We start with loading the required packages and reading in the CSV file to a `DataFrame`:

In [None]:
using BenchmarkTools
using CSV
using DataFrames
using Dates
using Chain
using Plots

In [None]:
df = CSV.read("Airports2.csv", DataFrame, missingstring="NA")

Our data frame contains the following columns:

1. `:Origin_airport`: Three letter airport code of the origin airport
2. `:Destination_airport`: Three letter airport code of the destination airport
3. `:Origin_city`: Origin city name
4. `:Destination_city`: Destination city name
5. `:Passengers`: Number of passengers transported from origin to destination
6. `:Seats`: Number of seats available on flights from origin to destination
7. `:Flights`: Number of flights between origin and destination (multiple records for one month, many with flights > 1)
8. `:Distance`: Distance (to nearest mile) flown between origin and destination
9. `:Fly_date`: The date (yyyymm) of flight
10. `:Origin_population`: Origin city's population as reported by US Census
11. `:Destination_population`: Destination city's population as reported by US Census

Let us first investigate its metadata

In [None]:
size(df)

In [None]:
nrow(df)

In [None]:
ncol(df)

In [None]:
names(df)

In [None]:
propertynames(df)

An important thing to note is that the `names` function returns a vector of `String`s and the `propertynames` function returns a vector of `Symbol`s.

In DataFrames.jl both strings and `Symbol`s can be used for column indexing.

Let us now get some summary statistics of our data set using the `describe` function:

In [None]:
describe(df)

In particular note that CSV.jl correctly idenfitied `:Fly_date` column as being a `Date` type.

When we investigate the summary statistics we note that there are flights that potentially have `0` passengers, `0` seats, or `0` flights.

In practice if you get such data it is good to investigate it, as it shows some potential data quality issues.

So, let us investigate it:

In [None]:
@chain df begin
    select(:Passengers, :Seats, :Flights)
    mapcols(ByRow(>(0)), _)  # or: mapcols(ByRow( x -> x > 0 ), _ )
    groupby(:, sort=true)
    combine(nrow, proprow)
end

Before interpreting the results let us dissect the code:
1. `@chain` is a macro from Chain.jl package, that makes it easy to chain function calls and makes `_` a placeholder for a value returned by a function that was earlier in the chain (you can read about the details here: https://github.com/jkrumbiegel/Chain.jl).

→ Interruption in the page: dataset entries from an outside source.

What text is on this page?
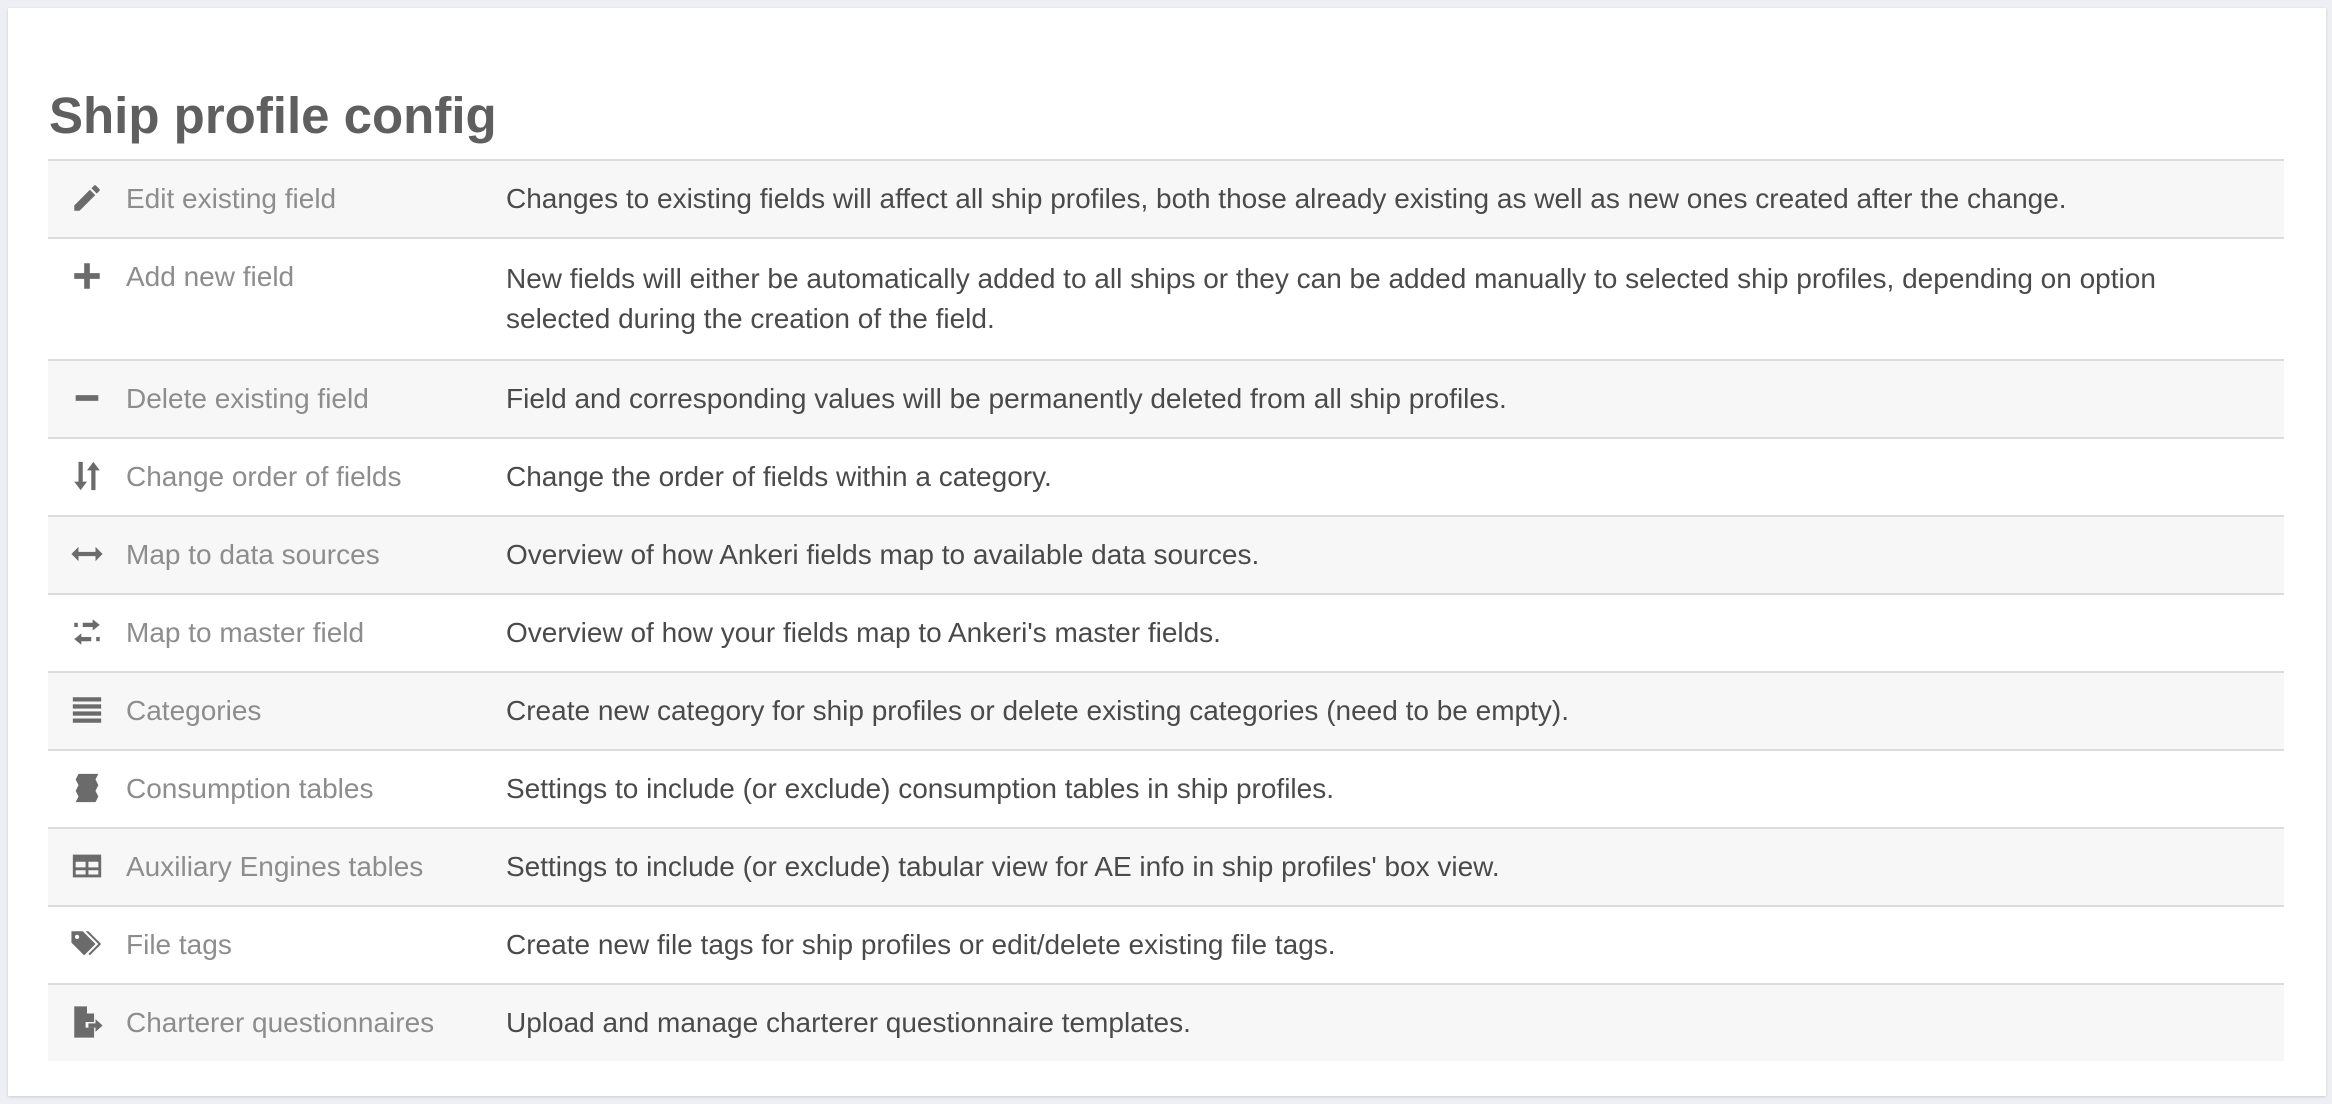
Ship profile config
Edit existing field	Changes to existing fields will affect all ship profiles, both those already existing as well as new ones created after the change.
Add new field	New fields will either be automatically added to all ships or they can be added manually to selected ship profiles, depending on option selected during the creation of the field.
Delete existing field	Field and corresponding values will be permanently deleted from all ship profiles.
Change order of fields	Change the order of fields within a category.
Map to data sources	Overview of how Ankeri fields map to available data sources.
Map to master field	Overview of how your fields map to Ankeri's master fields.
Categories	Create new category for ship profiles or delete existing categories (need to be empty).
Consumption tables	Settings to include (or exclude) consumption tables in ship profiles.
Auxiliary Engines tables	Settings to include (or exclude) tabular view for AE info in ship profiles' box view.
File tags	Create new file tags for ship profiles or edit/delete existing file tags.
Charterer questionnaires	Upload and manage charterer questionnaire templates.
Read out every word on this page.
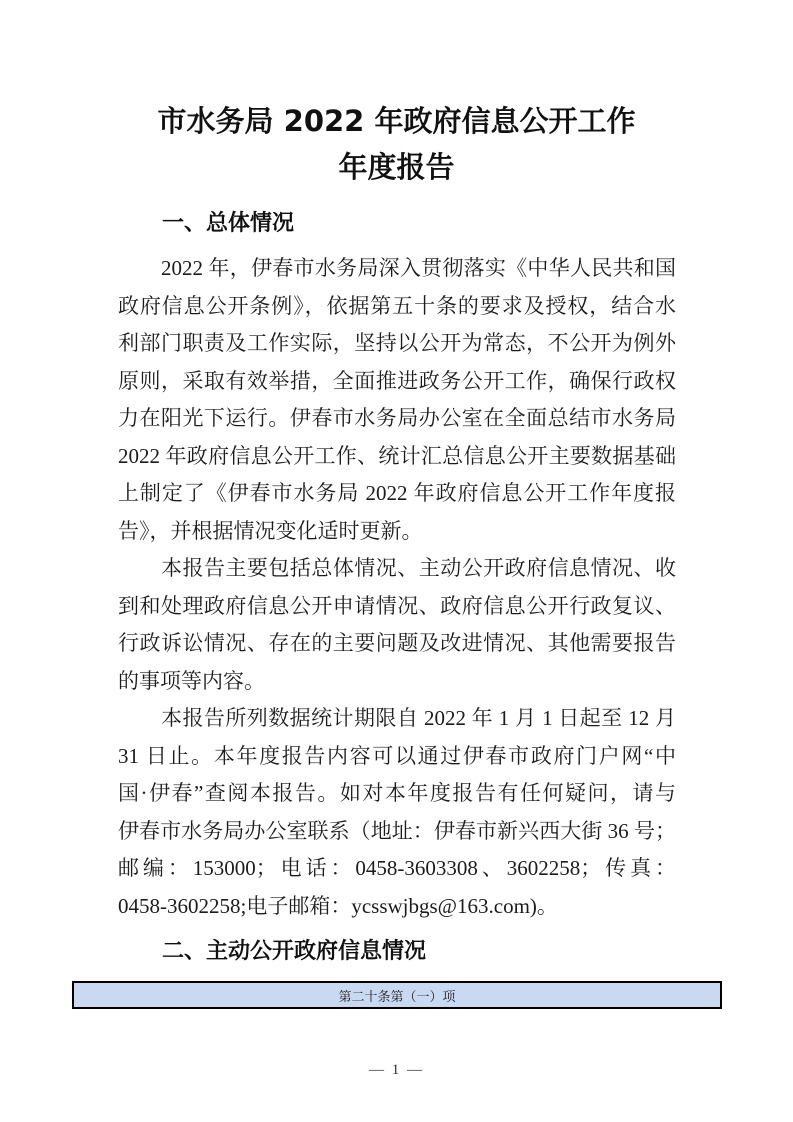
市水务局 2022 年政府信息公开工作
年度报告
一、总体情况
2022 年，伊春市水务局深入贯彻落实《中华人民共和国
政府信息公开条例》，依据第五十条的要求及授权，结合水
利部门职责及工作实际，坚持以公开为常态，不公开为例外
原则，采取有效举措，全面推进政务公开工作，确保行政权
力在阳光下运行。伊春市水务局办公室在全面总结市水务局
2022 年政府信息公开工作、统计汇总信息公开主要数据基础
上制定了《伊春市水务局 2022 年政府信息公开工作年度报
告》，并根据情况变化适时更新。
本报告主要包括总体情况、主动公开政府信息情况、收
到和处理政府信息公开申请情况、政府信息公开行政复议、
行政诉讼情况、存在的主要问题及改进情况、其他需要报告
的事项等内容。
本报告所列数据统计期限自 2022 年 1 月 1 日起至 12 月
31 日止。本年度报告内容可以通过伊春市政府门户网“中
国·伊春”查阅本报告。如对本年度报告有任何疑问，请与
伊春市水务局办公室联系（地址：伊春市新兴西大街 36 号；
邮编：153000；电话：0458-3603308、3602258；传真：
0458-3602258;电子邮箱：ycsswjbgs@163.com)。
二、主动公开政府信息情况
第二十条第（一）项
— 1 —
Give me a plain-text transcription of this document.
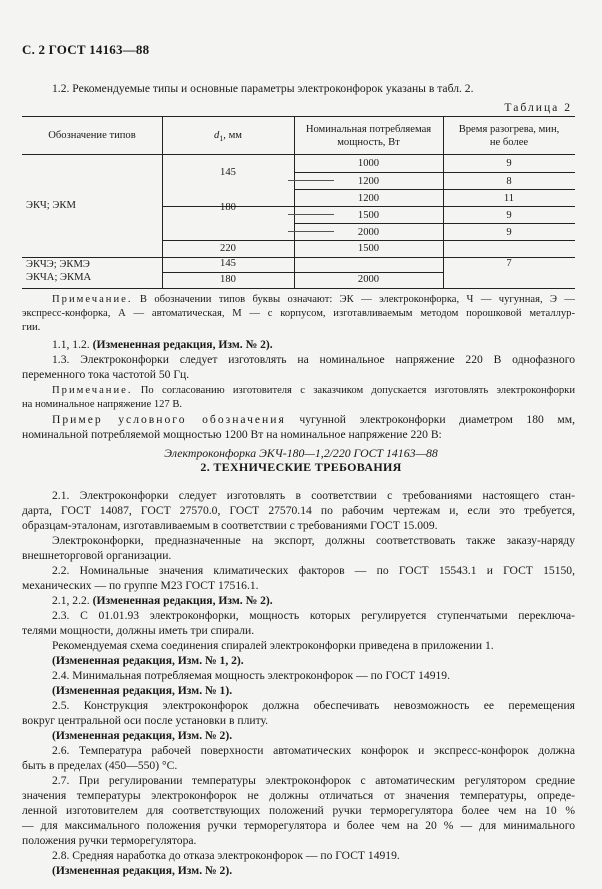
С. 2 ГОСТ 14163—88

1.2. Рекомендуемые типы и основные параметры электроконфорок указаны в табл. 2.

Таблица 2
Обозначение типов	$d_1$, мм
Номинальная потребляемая
мощность, Вт
Время разогрева, мин,
не более
ЭКЧ; ЭКМ
ЭКЧЭ; ЭКМЭ
ЭКЧА; ЭКМА
145
180
220
145
180
1000
1200
1200
1500
2000
1500
2000
9
8
11
9
9
7

Примечание. В обозначении типов буквы означают: ЭК — электроконфорка, Ч — чугунная, Э —

экспресс-конфорка, А — автоматическая, М — с корпусом, изготавливаемым методом порошковой металлур-

гии.

1.1, 1.2. (Измененная редакция, Изм. № 2).

1.3. Электроконфорки следует изготовлять на номинальное напряжение 220 В однофазного

переменного тока частотой 50 Гц.

Примечание. По согласованию изготовителя с заказчиком допускается изготовлять электроконфорки

на номинальное напряжение 127 В.

Пример условного обозначения чугунной электроконфорки диаметром 180 мм,

номинальной потребляемой мощностью 1200 Вт на номинальное напряжение 220 В:

Электроконфорка ЭКЧ-180—1,2/220 ГОСТ 14163—88

2. ТЕХНИЧЕСКИЕ ТРЕБОВАНИЯ

2.1. Электроконфорки следует изготовлять в соответствии с требованиями настоящего стан-

дарта, ГОСТ 14087, ГОСТ 27570.0, ГОСТ 27570.14 по рабочим чертежам и, если это требуется,

образцам-эталонам, изготавливаемым в соответствии с требованиями ГОСТ 15.009.

Электроконфорки, предназначенные на экспорт, должны соответствовать также заказу-наряду

внешнеторговой организации.

2.2. Номинальные значения климатических факторов — по ГОСТ 15543.1 и ГОСТ 15150,

механических — по группе М23 ГОСТ 17516.1.

2.1, 2.2. (Измененная редакция, Изм. № 2).

2.3. С 01.01.93 электроконфорки, мощность которых регулируется ступенчатыми переключа-

телями мощности, должны иметь три спирали.

Рекомендуемая схема соединения спиралей электроконфорки приведена в приложении 1.

(Измененная редакция, Изм. № 1, 2).

2.4. Минимальная потребляемая мощность электроконфорок — по ГОСТ 14919.

(Измененная редакция, Изм. № 1).

2.5. Конструкция электроконфорок должна обеспечивать невозможность ее перемещения

вокруг центральной оси после установки в плиту.

(Измененная редакция, Изм. № 2).

2.6. Температура рабочей поверхности автоматических конфорок и экспресс-конфорок должна

быть в пределах (450—550) °С.

2.7. При регулировании температуры электроконфорок с автоматическим регулятором средние

значения температуры электроконфорок не должны отличаться от значения температуры, опреде-

ленной изготовителем для соответствующих положений ручки терморегулятора более чем на 10 %

— для максимального положения ручки терморегулятора и более чем на 20 % — для минимального

положения ручки терморегулятора.

2.8. Средняя наработка до отказа электроконфорок — по ГОСТ 14919.

(Измененная редакция, Изм. № 2).
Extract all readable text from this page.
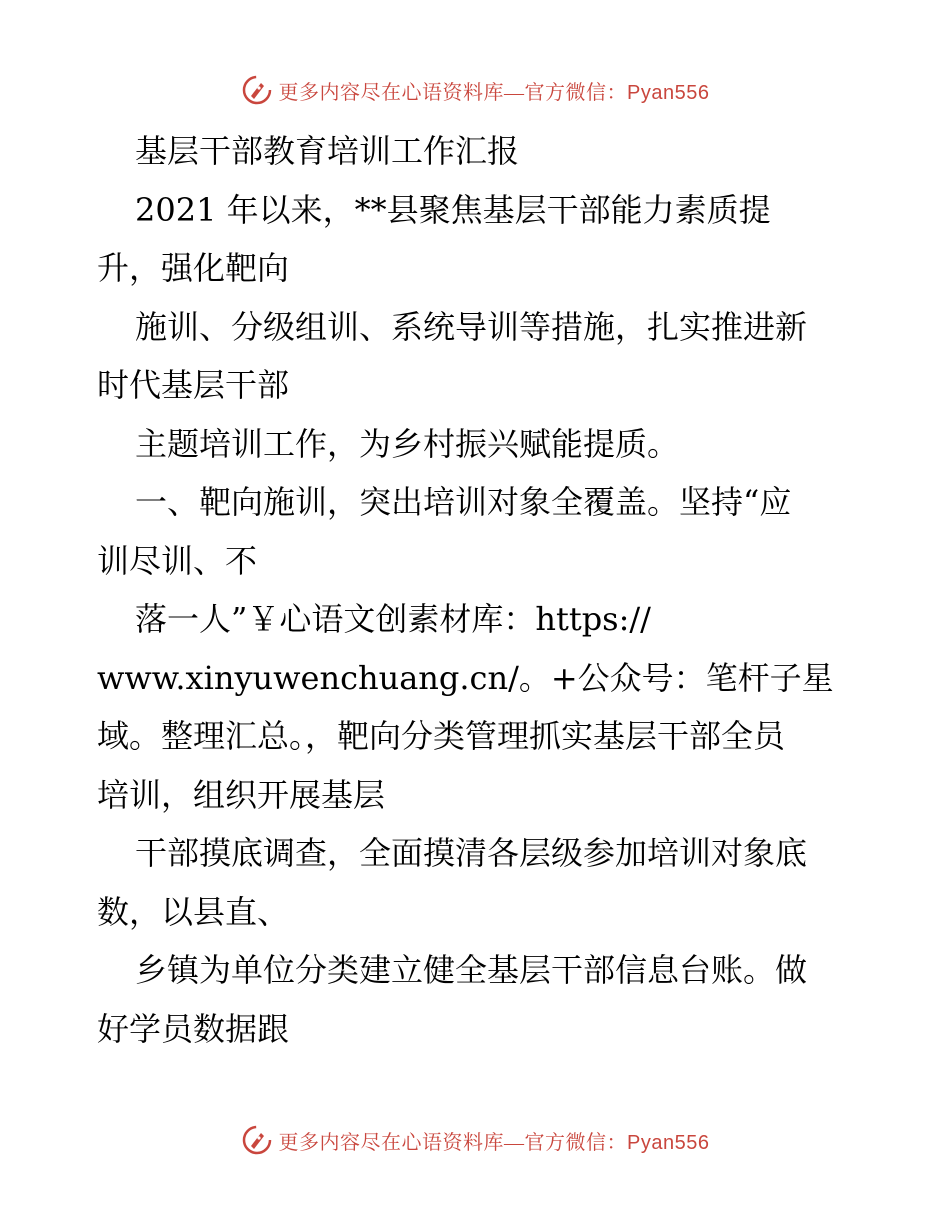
更多内容尽在心语资料库—官方微信：Pyan556
基层干部教育培训工作汇报
2021 年以来，**县聚焦基层干部能力素质提
升，强化靶向
施训、分级组训、系统导训等措施，扎实推进新
时代基层干部
主题培训工作，为乡村振兴赋能提质。
一、靶向施训，突出培训对象全覆盖。坚持“应
训尽训、不
落一人”￥心语文创素材库：https://
www.xinyuwenchuang.cn/。+公众号：笔杆子星
域。整理汇总。，靶向分类管理抓实基层干部全员
培训，组织开展基层
干部摸底调查，全面摸清各层级参加培训对象底
数，以县直、
乡镇为单位分类建立健全基层干部信息台账。做
好学员数据跟
更多内容尽在心语资料库—官方微信：Pyan556
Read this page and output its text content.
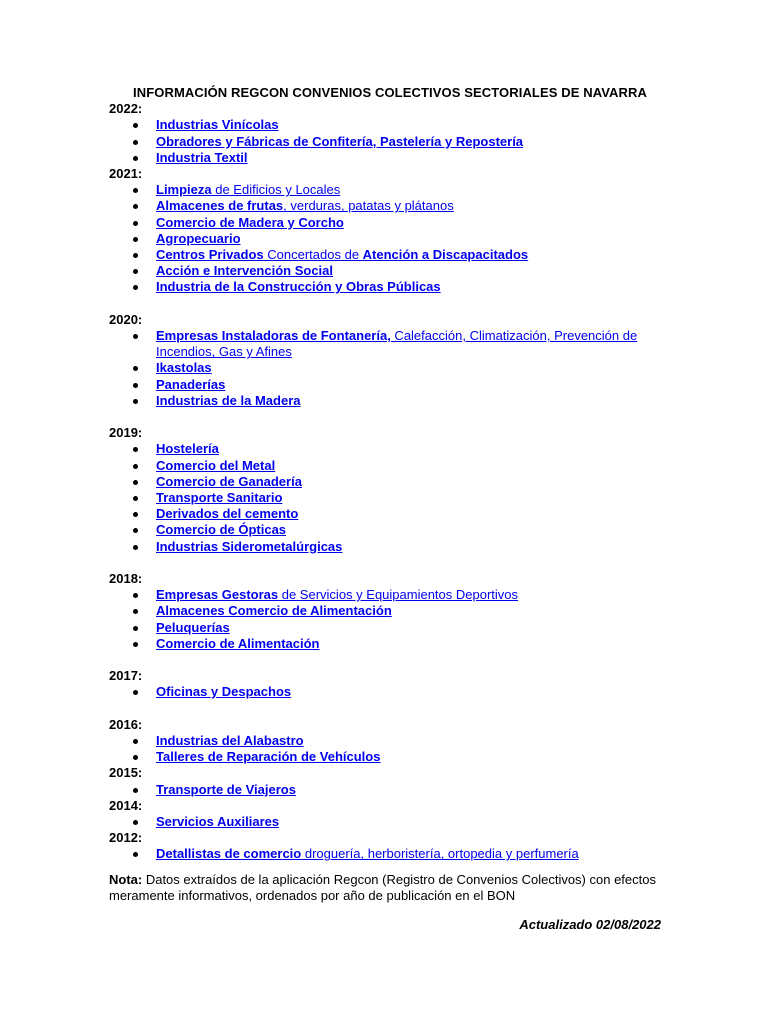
INFORMACIÓN REGCON CONVENIOS COLECTIVOS SECTORIALES DE NAVARRA

2022:

Industrias Vinícolas
Obradores y Fábricas de Confitería, Pastelería y Repostería
Industria Textil

2021:

Limpieza de Edificios y Locales
Almacenes de frutas, verduras, patatas y plátanos
Comercio de Madera y Corcho
Agropecuario
Centros Privados Concertados de Atención a Discapacitados
Acción e Intervención Social
Industria de la Construcción y Obras Públicas

2020:

Empresas Instaladoras de Fontanería, Calefacción, Climatización, Prevención de Incendios, Gas y Afines
Ikastolas
Panaderías
Industrias de la Madera

2019:

Hostelería
Comercio del Metal
Comercio de Ganadería
Transporte Sanitario
Derivados del cemento
Comercio de Ópticas
Industrias Siderometalúrgicas

2018:

Empresas Gestoras de Servicios y Equipamientos Deportivos
Almacenes Comercio de Alimentación
Peluquerías
Comercio de Alimentación

2017:

Oficinas y Despachos

2016:

Industrias del Alabastro
Talleres de Reparación de Vehículos

2015:

Transporte de Viajeros

2014:

Servicios Auxiliares

2012:

Detallistas de comercio droguería, herboristería, ortopedia y perfumería

Nota: Datos extraídos de la aplicación Regcon (Registro de Convenios Colectivos) con efectos meramente informativos, ordenados por año de publicación en el BON

Actualizado 02/08/2022
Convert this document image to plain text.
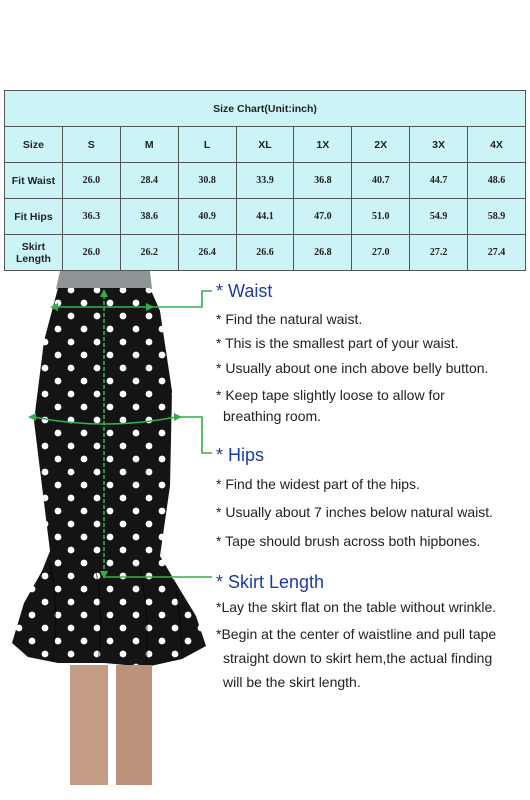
Size Chart(Unit:inch)								
Size	S	M	L	XL	1X	2X	3X	4X
Fit Waist	26.0	28.4	30.8	33.9	36.8	40.7	44.7	48.6
Fit Hips	36.3	38.6	40.9	44.1	47.0	51.0	54.9	58.9
Skirt Length	26.0	26.2	26.4	26.6	26.8	27.0	27.2	27.4
* Waist
* Find the natural waist.
* This is the smallest part of your waist.
* Usually about one inch above belly button.
* Keep tape slightly loose to allow for
breathing room.
* Hips
* Find the widest part of the hips.
* Usually about 7 inches below natural waist.
* Tape should brush across both hipbones.
* Skirt Length
*Lay the skirt flat on the table without wrinkle.
*Begin at the center of waistline and pull tape
straight down to skirt hem,the actual finding
will be the skirt length.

Often, we don't even need to placeholder `_` - particularly in a DataFrames.jl context, where we give the result of an operation *as first argument* to the next operation.
2. `select` creates a new data frame that keeps only three columns that we are interested in
3. the `mapcols` statement applies a function to all columns. In this case, use `ByRow(>(0))`, which is basically the function `>(0)` wrapped in the `ByRow` helper function - which applies a function *to each row*. Notice that we could also have written `ByRow( x -> x > 0 )` if we found that easier to read. This line will transform each column of our data frame to have the `Bool` element type (check the output above!). On each row and for each column we will have a value `true` if an entry is greater than `0` and `false` otherwise. In this way we are able to easily idenfity rows with `0` entries, as they are most interesting for us
4. `groupby` groups our data frame by all columns (indicated by the `:` selector) - i.e. we want to group this data by lumping together all the rows where `Passengers` is `true`, `Seats` is `true`, `Flights` is `true`, and so on. Finally we tell DataFrames.jl that the gorups should be sorted.
5. finally `combine` just counts the number and proportion of rows in each group

Now going to our results - some of entries can be explained, like `0` passenges, but some seats and some flights (I guess it means that just no one took some flight).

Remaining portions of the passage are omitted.